According to the study, songs with beats per minute paced between 50 and 80 are best for productivity, and may actually help calm listeners. Others, with much higher beats-per-minute ratios, are classified on the distracting list.
Here are the 10 most distracting Christmas songs, according to Workamajig, followed by the 10 songs best for productivity.
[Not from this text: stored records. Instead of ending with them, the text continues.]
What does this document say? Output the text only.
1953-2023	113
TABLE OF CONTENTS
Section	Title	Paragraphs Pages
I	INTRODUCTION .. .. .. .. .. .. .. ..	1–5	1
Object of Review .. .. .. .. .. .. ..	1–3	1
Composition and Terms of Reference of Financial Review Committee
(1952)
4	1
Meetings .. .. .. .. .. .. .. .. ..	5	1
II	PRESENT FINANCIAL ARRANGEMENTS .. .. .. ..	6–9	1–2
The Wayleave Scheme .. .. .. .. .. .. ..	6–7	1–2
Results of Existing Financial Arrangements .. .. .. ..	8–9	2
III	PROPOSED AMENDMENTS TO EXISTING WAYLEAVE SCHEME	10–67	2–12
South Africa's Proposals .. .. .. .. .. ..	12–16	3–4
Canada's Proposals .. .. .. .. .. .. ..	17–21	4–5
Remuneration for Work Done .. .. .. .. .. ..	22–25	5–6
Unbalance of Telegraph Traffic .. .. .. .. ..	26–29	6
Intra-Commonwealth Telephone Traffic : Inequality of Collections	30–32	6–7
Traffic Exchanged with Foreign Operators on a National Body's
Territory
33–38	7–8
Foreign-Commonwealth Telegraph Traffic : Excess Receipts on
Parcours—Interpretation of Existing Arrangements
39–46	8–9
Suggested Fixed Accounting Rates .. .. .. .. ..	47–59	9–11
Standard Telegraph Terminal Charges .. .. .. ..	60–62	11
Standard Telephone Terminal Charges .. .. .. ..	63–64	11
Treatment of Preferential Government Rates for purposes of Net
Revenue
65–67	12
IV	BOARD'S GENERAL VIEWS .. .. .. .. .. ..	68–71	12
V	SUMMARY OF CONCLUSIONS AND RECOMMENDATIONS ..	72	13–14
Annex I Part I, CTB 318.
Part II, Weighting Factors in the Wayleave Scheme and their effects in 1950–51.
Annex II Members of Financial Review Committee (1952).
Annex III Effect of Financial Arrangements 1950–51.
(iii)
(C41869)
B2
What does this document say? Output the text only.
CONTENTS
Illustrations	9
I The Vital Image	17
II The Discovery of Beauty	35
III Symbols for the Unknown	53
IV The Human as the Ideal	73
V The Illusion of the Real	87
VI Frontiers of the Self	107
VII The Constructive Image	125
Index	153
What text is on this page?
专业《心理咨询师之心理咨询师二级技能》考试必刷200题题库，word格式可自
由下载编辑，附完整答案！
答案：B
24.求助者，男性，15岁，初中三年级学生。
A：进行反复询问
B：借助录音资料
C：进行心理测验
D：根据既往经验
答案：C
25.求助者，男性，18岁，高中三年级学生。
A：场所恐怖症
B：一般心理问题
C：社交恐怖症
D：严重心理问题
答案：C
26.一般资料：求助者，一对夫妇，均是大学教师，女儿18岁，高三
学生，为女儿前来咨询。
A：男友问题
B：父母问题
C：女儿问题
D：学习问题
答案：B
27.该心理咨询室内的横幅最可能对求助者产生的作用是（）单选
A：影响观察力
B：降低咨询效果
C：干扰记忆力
- Mele Kalikimaka — Single Version, Bing Crosby
- The Happiest Christmas Tree, Nat King Cole
- It’s the Most Wonderful Time of the Year, Andy Williams
- Santa Tell Me, Ariana Grande
- Caroling, Caroling, Nat King Cole
- Christmas Dream, Perry Como
- Please Come Home for Christmas — 2013 Remaster, The Eagles
- Have Yourself A Merry Little Christmas, Judy Garland
- Jingle Bells — Remastered 1999, Frank Sinatra
- Adeste Fideles, Bing Crosby
Best for productivity
- Carol of the Bells, Mykola Dmytrovych Leontovych
- Rockin’ Around The Christmas Tree, Brenda Lee
- Silver Bells, Bing Crosby
- Happy Holiday / The Holiday Season, Andy Williams
- O Christmas Tree, Tony Bennett
- Christmas Time Is Here, Vince Guaraldi Trio
- The Christmas Song (Merry Christmas To You), Nat King Cole
- The Christmas Waltz – Remastered 1999, Frank Sinatra
- The First Noël, Andy Williams
- Linus and Lucy, Vince Guaraldi Trio
The study also points out that the top two most played holiday songs on Spotify, Mariah Carey’s “All I Want for Christmas” and V’s “Christmas Tree” lean more towards more distracting with 150 BPM and 139 BPM.